Health coverage is the main issue in the strike in San Diego, where three janitors and the president of the local have been fasting for six days.
"We're fasting," said Mary Grillo, the president, "to focus on the choices that workers have to make every single day: Do I feed my family, or do I pay my rent, or do I take my child to the doctor? These are not civilized choices in a country like ours."
In all the disputes, the Service Employees union has worked hard to line up community support to pressure both building owners and cleaning contractors. In Los Angeles, the janitors received an anonymous $1 million gift to sustain them during their strike, and whenever they marched through the streets, workers came out of buildings, white-collar and blue-collar alike, to cheer them on.
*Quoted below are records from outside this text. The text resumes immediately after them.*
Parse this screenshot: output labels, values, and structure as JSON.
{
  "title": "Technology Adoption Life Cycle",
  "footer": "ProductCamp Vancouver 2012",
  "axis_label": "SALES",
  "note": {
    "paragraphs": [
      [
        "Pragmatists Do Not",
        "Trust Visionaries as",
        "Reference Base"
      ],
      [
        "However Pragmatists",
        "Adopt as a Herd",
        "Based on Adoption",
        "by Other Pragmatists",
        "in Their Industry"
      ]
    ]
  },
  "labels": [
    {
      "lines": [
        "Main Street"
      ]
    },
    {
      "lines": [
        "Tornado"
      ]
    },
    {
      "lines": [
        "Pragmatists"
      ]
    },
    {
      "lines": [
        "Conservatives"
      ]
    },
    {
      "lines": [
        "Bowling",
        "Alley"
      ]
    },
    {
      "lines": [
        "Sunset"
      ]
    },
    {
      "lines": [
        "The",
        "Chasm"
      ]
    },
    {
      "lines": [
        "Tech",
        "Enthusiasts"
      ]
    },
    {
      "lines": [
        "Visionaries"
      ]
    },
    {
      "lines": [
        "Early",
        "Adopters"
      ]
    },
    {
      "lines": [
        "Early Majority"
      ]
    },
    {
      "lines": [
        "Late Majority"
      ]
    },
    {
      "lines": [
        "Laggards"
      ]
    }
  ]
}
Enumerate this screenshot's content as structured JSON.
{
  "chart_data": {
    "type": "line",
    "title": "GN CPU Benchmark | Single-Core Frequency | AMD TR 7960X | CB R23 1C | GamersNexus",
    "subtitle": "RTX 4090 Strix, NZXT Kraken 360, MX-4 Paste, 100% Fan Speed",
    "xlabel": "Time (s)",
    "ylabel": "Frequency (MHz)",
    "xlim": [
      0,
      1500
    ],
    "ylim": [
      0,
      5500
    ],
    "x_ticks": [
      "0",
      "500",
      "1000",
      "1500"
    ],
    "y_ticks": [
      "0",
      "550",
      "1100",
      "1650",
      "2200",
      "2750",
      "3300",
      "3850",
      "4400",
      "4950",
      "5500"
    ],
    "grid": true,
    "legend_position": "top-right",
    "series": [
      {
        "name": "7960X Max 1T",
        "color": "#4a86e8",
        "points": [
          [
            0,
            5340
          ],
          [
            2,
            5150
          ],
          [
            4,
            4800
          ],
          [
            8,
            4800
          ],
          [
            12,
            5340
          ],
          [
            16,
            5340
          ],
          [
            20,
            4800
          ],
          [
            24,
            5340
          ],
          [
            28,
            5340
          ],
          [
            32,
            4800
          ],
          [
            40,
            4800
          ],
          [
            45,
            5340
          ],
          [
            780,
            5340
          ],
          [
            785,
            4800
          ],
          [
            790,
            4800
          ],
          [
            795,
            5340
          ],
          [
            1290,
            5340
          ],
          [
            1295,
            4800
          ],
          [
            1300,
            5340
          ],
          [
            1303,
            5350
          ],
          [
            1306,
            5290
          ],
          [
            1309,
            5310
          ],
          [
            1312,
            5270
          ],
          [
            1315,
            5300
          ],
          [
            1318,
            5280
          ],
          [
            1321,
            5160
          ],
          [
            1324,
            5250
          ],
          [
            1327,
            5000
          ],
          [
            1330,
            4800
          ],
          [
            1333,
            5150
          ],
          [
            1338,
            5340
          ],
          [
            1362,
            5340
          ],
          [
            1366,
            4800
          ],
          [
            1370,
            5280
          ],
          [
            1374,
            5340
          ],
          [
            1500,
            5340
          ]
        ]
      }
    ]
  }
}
Cardinal Mahony, archbishop of Los Angeles, symbolized community support by presiding over a Mass for the strikers. Describing the janitors as "faceless, nameless, voiceless," the cardinal said they deserved a share in "the wonderful fruitfulness of our economy." He praised them for making "visible in our city an invisible problem": the exclusion of many from the boom.
Labor leaders are looking for the success of the Los Angeles strike to take on symbolic importance. Their hope is that the Los Angeles janitors, by reminding the nation about the millions of people on the lower rungs, will galvanize hotel maids, hospital aides and other low-wage workers to join unions and fight for higher pay.
"Clearly the janitors won the hearts and souls and support of the overall community," said Mr. Garcia, president of the Los Angeles local.
"It was definitely looked at as a David-versus-Goliath fight. We were in the right place and right time for a visible fight."